Welttag der Ozeane. Ich schwimme in der Nordsee. Der Deich ist leer. Der Wind kommt kalt von West. Schafskälte, sagte kürzlich eine Schwimmerin, sage der, der im Fernsehen immer das Wetter ansage. Sie wusste sogar seinen Namen.
Während ich mich schon anziehe, kommt tatsächlich eine zweite Schwimmerin. Sie sagt zu mir: "Wenn alle sich verweigern, müssen wir uns nicht wundern, wenn immer mehr Geschäfte in der Gehstraße schließen."
Ich höre einen Vorwurf.
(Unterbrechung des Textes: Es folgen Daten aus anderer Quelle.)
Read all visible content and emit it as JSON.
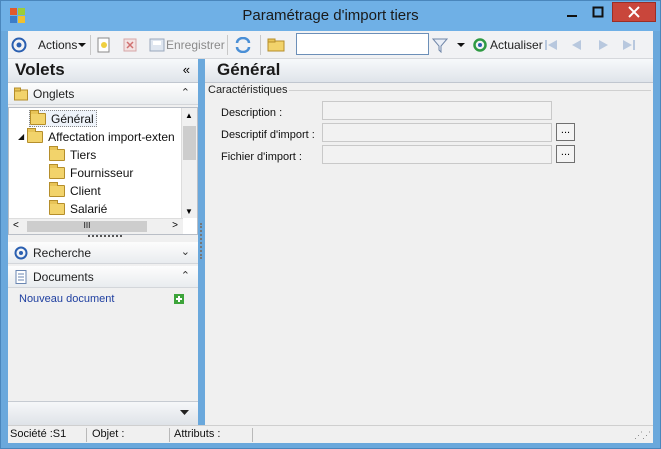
{
  "window": {
    "title": "Paramétrage d'import tiers"
  },
  "toolbar": {
    "actions_label": "Actions",
    "enregistrer_label": "Enregistrer",
    "search_value": "",
    "actualiser_label": "Actualiser"
  },
  "left": {
    "volets_title": "Volets",
    "onglets_label": "Onglets",
    "tree": [
      "Général",
      "Affectation import-exten",
      "Tiers",
      "Fournisseur",
      "Client",
      "Salarié"
    ],
    "recherche_label": "Recherche",
    "documents_label": "Documents",
    "nouveau_document": "Nouveau document"
  },
  "right": {
    "title": "Général",
    "group_title": "Caractéristiques",
    "fields": [
      {
        "label": "Description :",
        "value": ""
      },
      {
        "label": "Descriptif d'import :",
        "value": ""
      },
      {
        "label": "Fichier d'import :",
        "value": ""
      }
    ],
    "browse_label": "..."
  },
  "status": {
    "societe": "Société :S1",
    "objet": "Objet :",
    "attributs": "Attributs :"
  },
  "colors": {
    "title_bar": "#6fb0e6",
    "close_button": "#c9463b",
    "link": "#1f3fa0"
  }
}
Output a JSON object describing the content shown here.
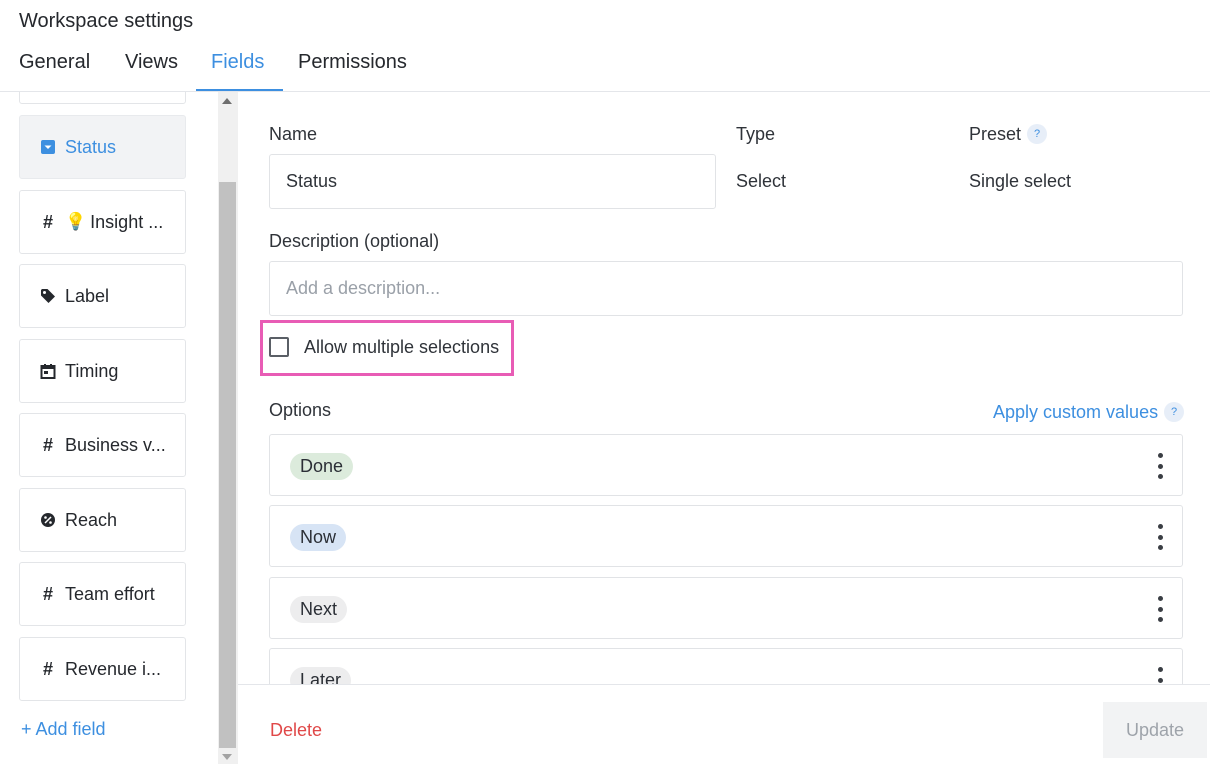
{
  "header": {
    "title": "Workspace settings"
  },
  "tabs": [
    {
      "label": "General"
    },
    {
      "label": "Views"
    },
    {
      "label": "Fields",
      "active": true
    },
    {
      "label": "Permissions"
    }
  ],
  "sidebar": {
    "fields": [
      {
        "label": "Status",
        "icon": "dropdown-square-icon",
        "selected": true
      },
      {
        "label": "Insight ...",
        "icon": "hash-icon",
        "emoji": "💡"
      },
      {
        "label": "Label",
        "icon": "tag-icon"
      },
      {
        "label": "Timing",
        "icon": "calendar-icon"
      },
      {
        "label": "Business v...",
        "icon": "hash-icon"
      },
      {
        "label": "Reach",
        "icon": "percent-circle-icon"
      },
      {
        "label": "Team effort",
        "icon": "hash-icon"
      },
      {
        "label": "Revenue i...",
        "icon": "hash-icon"
      }
    ],
    "add_field": "+ Add field"
  },
  "editor": {
    "name_label": "Name",
    "name_value": "Status",
    "type_label": "Type",
    "type_value": "Select",
    "preset_label": "Preset",
    "preset_help": "?",
    "preset_value": "Single select",
    "description_label": "Description (optional)",
    "description_placeholder": "Add a description...",
    "allow_multiple_label": "Allow multiple selections",
    "allow_multiple_checked": false,
    "options_label": "Options",
    "apply_custom_values": "Apply custom values",
    "apply_help": "?",
    "options": [
      {
        "label": "Done",
        "color": "#dcebdc"
      },
      {
        "label": "Now",
        "color": "#d7e4f5"
      },
      {
        "label": "Next",
        "color": "#ededee"
      },
      {
        "label": "Later",
        "color": "#ededee"
      }
    ]
  },
  "footer": {
    "delete_label": "Delete",
    "update_label": "Update"
  },
  "colors": {
    "accent": "#3d8fe0",
    "danger": "#e04848",
    "highlight": "#e85cb5"
  }
}
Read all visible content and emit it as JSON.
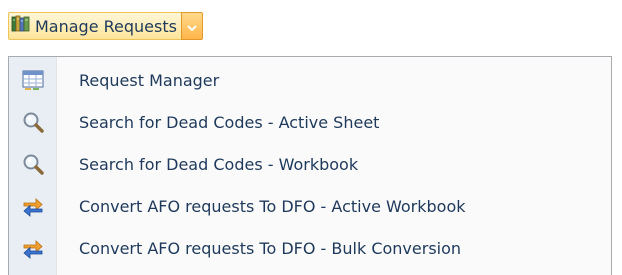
{
  "split_button": {
    "label": "Manage Requests",
    "icon": "books-icon",
    "arrow_icon": "chevron-down-icon"
  },
  "menu": {
    "items": [
      {
        "label": "Request Manager",
        "icon": "table-grid-icon"
      },
      {
        "label": "Search for Dead Codes - Active Sheet",
        "icon": "magnifier-icon"
      },
      {
        "label": "Search for Dead Codes - Workbook",
        "icon": "magnifier-icon"
      },
      {
        "label": "Convert AFO requests To DFO - Active Workbook",
        "icon": "swap-arrows-icon"
      },
      {
        "label": "Convert AFO requests To DFO - Bulk Conversion",
        "icon": "swap-arrows-icon"
      }
    ]
  },
  "colors": {
    "text": "#1e395b",
    "highlight_top": "#fff7d8",
    "highlight_bottom": "#ffe59a",
    "arrow_orange": "#ffb54a",
    "gutter": "#e9eef5"
  }
}
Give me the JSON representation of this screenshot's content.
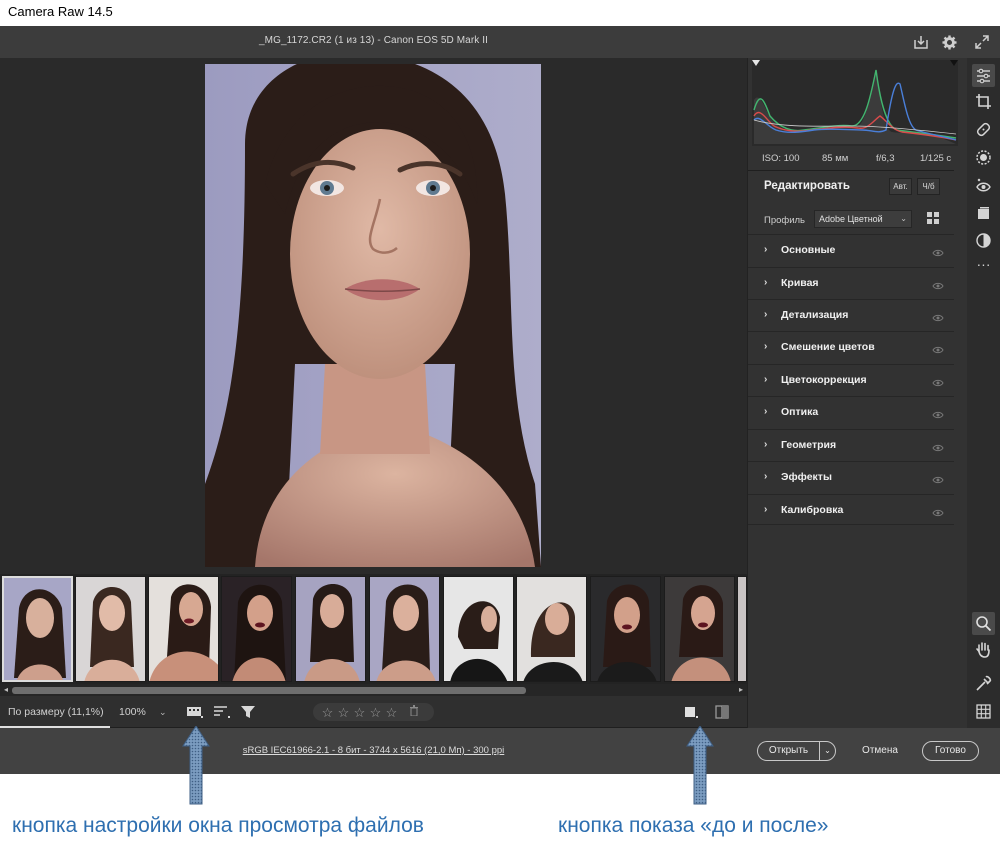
{
  "window": {
    "title": "Camera Raw 14.5"
  },
  "header": {
    "file_title": "_MG_1172.CR2  (1 из 13)  -  Canon EOS 5D Mark II"
  },
  "toolbar": {
    "zoom_fit_label": "По размеру (11,1%)",
    "zoom_100_label": "100%",
    "zoom_dropdown": "⌄",
    "stars": [
      "☆",
      "☆",
      "☆",
      "☆",
      "☆"
    ]
  },
  "camera_info": {
    "iso": "ISO: 100",
    "focal": "85 мм",
    "aperture": "f/6,3",
    "shutter": "1/125 с"
  },
  "edit": {
    "title": "Редактировать",
    "auto_label": "Авт.",
    "bw_label": "Ч/б",
    "profile_label": "Профиль",
    "profile_value": "Adobe Цветной"
  },
  "sections": [
    {
      "label": "Основные",
      "chevron": "›"
    },
    {
      "label": "Кривая",
      "chevron": "›"
    },
    {
      "label": "Детализация",
      "chevron": "›"
    },
    {
      "label": "Смешение цветов",
      "chevron": "›"
    },
    {
      "label": "Цветокоррекция",
      "chevron": "›"
    },
    {
      "label": "Оптика",
      "chevron": "›"
    },
    {
      "label": "Геометрия",
      "chevron": "›"
    },
    {
      "label": "Эффекты",
      "chevron": "›"
    },
    {
      "label": "Калибровка",
      "chevron": "›"
    }
  ],
  "footer": {
    "file_info": "sRGB IEC61966-2.1 - 8 бит - 3744 x 5616 (21,0 Мп) - 300 ppi",
    "open_label": "Открыть",
    "open_dropdown": "⌄",
    "cancel_label": "Отмена",
    "done_label": "Готово"
  },
  "annotations": {
    "left": "кнопка настройки окна просмотра файлов",
    "right": "кнопка  показа «до и после»"
  },
  "colors": {
    "app_bg": "#2a2a2a",
    "panel_bg": "#323232",
    "annotation_text": "#2e6fb0",
    "annotation_arrow": "#6c8fb3"
  },
  "icons": {
    "header": [
      "save-icon",
      "gear-icon",
      "fullscreen-icon"
    ],
    "strip_top": [
      "edit-sliders-icon",
      "crop-icon",
      "healing-icon",
      "mask-icon",
      "red-eye-icon",
      "snapshots-icon",
      "presets-icon",
      "more-icon"
    ],
    "strip_bottom": [
      "zoom-icon",
      "hand-icon",
      "eyedropper-icon",
      "grid-icon"
    ]
  }
}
Und ich friere, weil ich mich nicht bewege. Verweigerung im Kontext von gelockertem Lockdown ist ein erstaunliches Wort. Mich verstört es wie einst die Entzerrung. Ich verweigere mich, ja, dem Fernsehen, dem Auto, dem Fleisch. Um nur einiges aufzuzählen. Bin ich also schuld daran, dass es bergab geht in diesem Land mit dem Gemetzel in den Schlachthöfen und einer ekelhaften Gammelfleischindustrie? Muss ich mich tatsächlich anfeinden lassen, weil ich jeden Tag mit dem Fahrrad an die Nordsee fahre und nicht mit dem Auto durch den Speicherkoog (= Naturschutzgebiet, Weltnaturerbe) brettere ungeachtet aller Krötenquerungshinweise und Tempoobergrenzen?
Ich verweigere mich nicht der Meldorfer Innenstadt. Ich habe dort bloss gerade nichts zu tun. Aber ich habe Besuch. Und die Gäste gönnten sich ein Eis. Im Lieblingseiscafé gab es keinen Kaffee und das Eis wurde nur draußen serviert, aus Pappbechern und mit Plastiklöffel. "So macht das keinen Spass", sagten meine Gäste gestern in meinem Garten, wo es Kaffee zu trinken gab. Aus Porzellantassen.
Ich muss fahren, entgegne ich am Welttag der Ozeane schlotternd mit weichen Knien an Deich und verweigere mich einer weiteren Diskussion über die Konsumverweigerung in Corona-Zeiten.